Suparta (SP) selaku Direktur Utama PT RBT

Reza Andriansyah (RA) selaku Direktur Pengembangan Usaha PT RBT

Mochtar Riza Pahlevi Tabrani (MRPT) selaku Direktur Utama PT Timah 2016-2011

Emil Ermindra (EE) selaku Direktur Keuangan PT Timah 2017-2018

Alwin Akbar (ALW) selaku mantan Direktur Operasional dan mantan Direktur Pengembangan Usaha PT Timah

Helena Lim (HLN) selaku manager PT QSE

Harvey Moeis (HM) selaku perpanjangan tangan dari PT RBT

Kasus ini melibatkan pelanggaran berat, seperti penggelapan dan penyalahgunaan aset perusahaan, yang merupakan perhatian hukum yang signifikan. Kejaksaan Agung akan menyelidiki lebih lanjut apakah pejabat daerah terlibat dalam praktik korupsi ini.

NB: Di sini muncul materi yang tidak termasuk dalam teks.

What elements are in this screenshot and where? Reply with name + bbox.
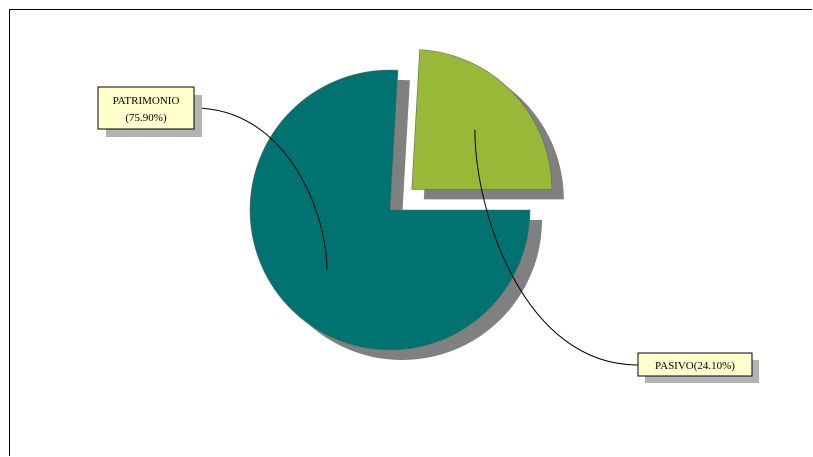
- leader-patrimonio: [193, 107, 328, 270]
- label-pasivo: PASIVO(24.10%): [637, 352, 759, 383]
- label-patrimonio-box: [97, 86, 195, 130]
- chart-frame: [9, 9, 812, 456]
- slice-pasivo: [411, 49, 553, 190]
- label-patrimonio-percent: (75.90%): [125, 112, 167, 124]
- label-pasivo-box: [637, 352, 753, 377]
- slice-patrimonio: [249, 69, 531, 351]
- label-patrimonio-name: PATRIMONIO: [113, 95, 180, 107]
- leader-pasivo: [474, 129, 639, 366]
- label-patrimonio: PATRIMONIO (75.90%): [97, 86, 202, 137]
- label-pasivo-text: PASIVO(24.10%): [655, 360, 735, 372]
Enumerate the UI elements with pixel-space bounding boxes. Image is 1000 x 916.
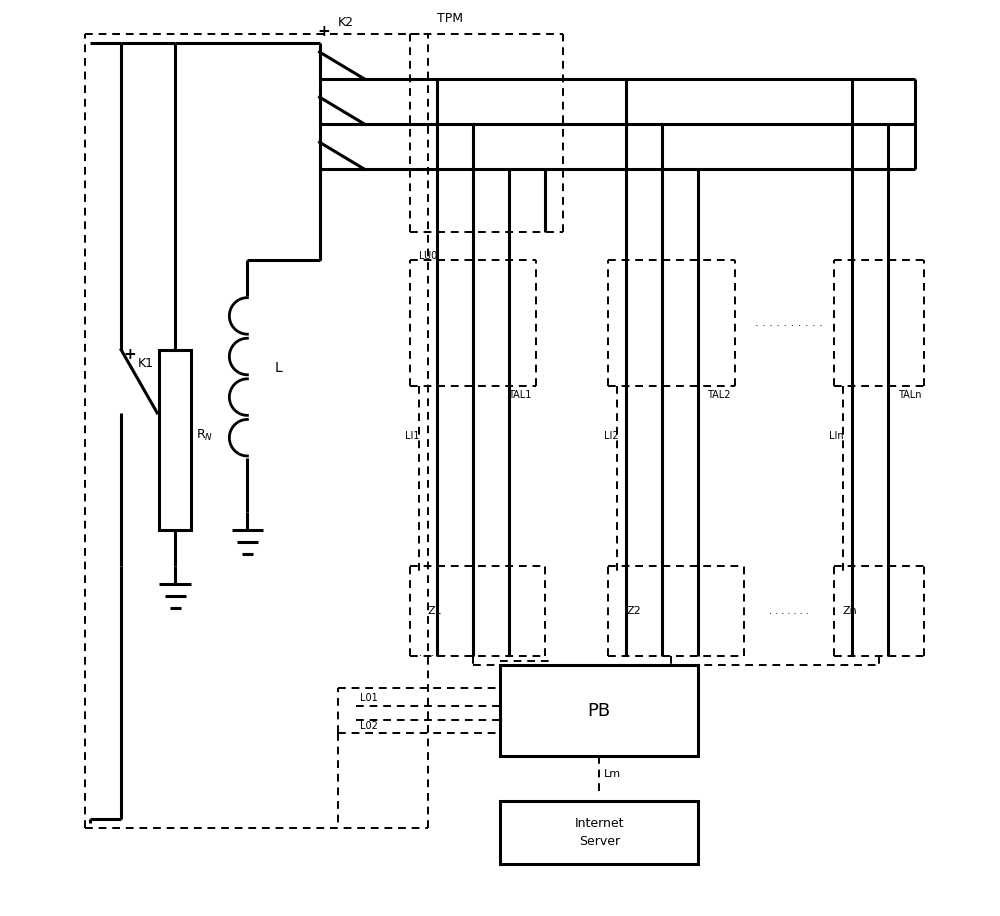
Text: +: + xyxy=(124,347,137,362)
Text: L: L xyxy=(274,361,282,375)
Text: Internet: Internet xyxy=(574,817,624,830)
Text: LU0: LU0 xyxy=(419,250,437,260)
Text: TAL2: TAL2 xyxy=(707,390,730,400)
Text: TALn: TALn xyxy=(898,390,921,400)
Text: . . . . . . . . . .: . . . . . . . . . . xyxy=(755,318,823,328)
Text: Lm: Lm xyxy=(604,769,621,779)
Text: TPM: TPM xyxy=(437,12,463,25)
Text: . . . . . .: . . . . . . xyxy=(419,649,452,659)
Text: LI1: LI1 xyxy=(405,431,420,441)
Bar xyxy=(500,666,698,756)
Text: +: + xyxy=(318,24,330,38)
Text: K2: K2 xyxy=(338,16,354,29)
Text: L02: L02 xyxy=(360,722,378,731)
Text: K1: K1 xyxy=(137,356,153,370)
Text: Z2: Z2 xyxy=(626,606,641,616)
Text: . . . . . . .: . . . . . . . xyxy=(769,606,809,616)
Text: Server: Server xyxy=(579,834,620,848)
Text: L01: L01 xyxy=(360,693,378,703)
Text: Zn: Zn xyxy=(843,606,858,616)
Text: Z1: Z1 xyxy=(428,606,442,616)
Bar xyxy=(159,350,191,530)
Text: R$_N$: R$_N$ xyxy=(196,428,213,443)
Bar xyxy=(500,801,698,864)
Text: LIn: LIn xyxy=(829,431,844,441)
Text: LI2: LI2 xyxy=(604,431,618,441)
Text: TAL1: TAL1 xyxy=(508,390,532,400)
Text: PB: PB xyxy=(588,702,611,720)
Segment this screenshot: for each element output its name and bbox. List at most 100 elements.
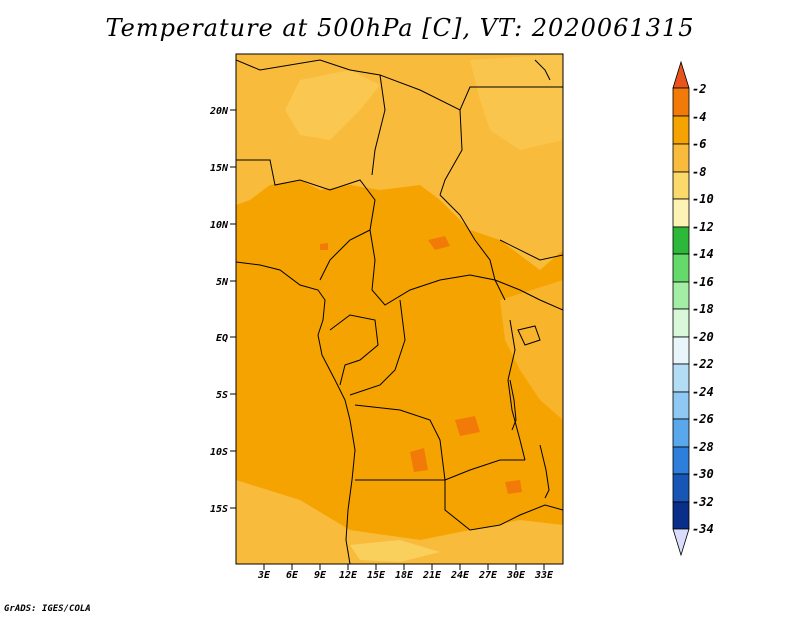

Situasi ini menunjukkan bahwa korupsi di sektor sumber daya alam (SDA) Indonesia sangat kompleks dan seringkali melibatkan jaringan yang luas, termasuk pengusaha swasta dan pejabat pemerintah. Dalam kasus ini, keterlibatan pejabat daerah harus diusut sepenuhnya, karena mereka seharusnya bertindak sebagai pengawas yang melindungi kepentingan publik. Ketidakmampuan untuk memerangi korupsi pejabat dapat membahayakan kepercayaan masyarakat terhadap pemerintah dan penegakan hukum.

Dampak dari kasus ini adalah negara mengalami kerugian yang cukup banyak serta hal ini juga berdapak pada kerusakan pada lingkungan, peneliti dari Transparency Internasional Indonesia menekankan bahwa praktik korupsi sering kali berdampak merugikan bagi ekosistem karena penambangan ilegal biasanya dilakukan tidak sesuai dengan aturan atau ridak mematuhi aturan yang ada, tidak mematuhi standar lingkungaan yang sudah ditetapkan. Akibat penambangan yang tidak teratur ini mengakibatkan pencemaran air serta penurunan kualitas tanah, bagi masyarakat yang menggantungkan hidupnya pada penambangan ini mengalami kerugian karena berita korupsi yang muncul membuat banyak pabrik timah yang ditutup atau tidak beroperasi lagi dan akibatnya mereka menjadi kehilangan pekerjaannya. "Ribuan pekerja Timah kehilangan penghasilan, Ribuan Petani sawit mengeluhkan susahnya menjual hasil panen. Masyarakat terkena dampak negatif akibat beberapa perusahaan timah dan sawit yang tak beroperasi lagi," ujar Ketua 1 PB Mathlaul Anwar, Adi Abdillah Marta, kepada awak media, pada jumat (10/5).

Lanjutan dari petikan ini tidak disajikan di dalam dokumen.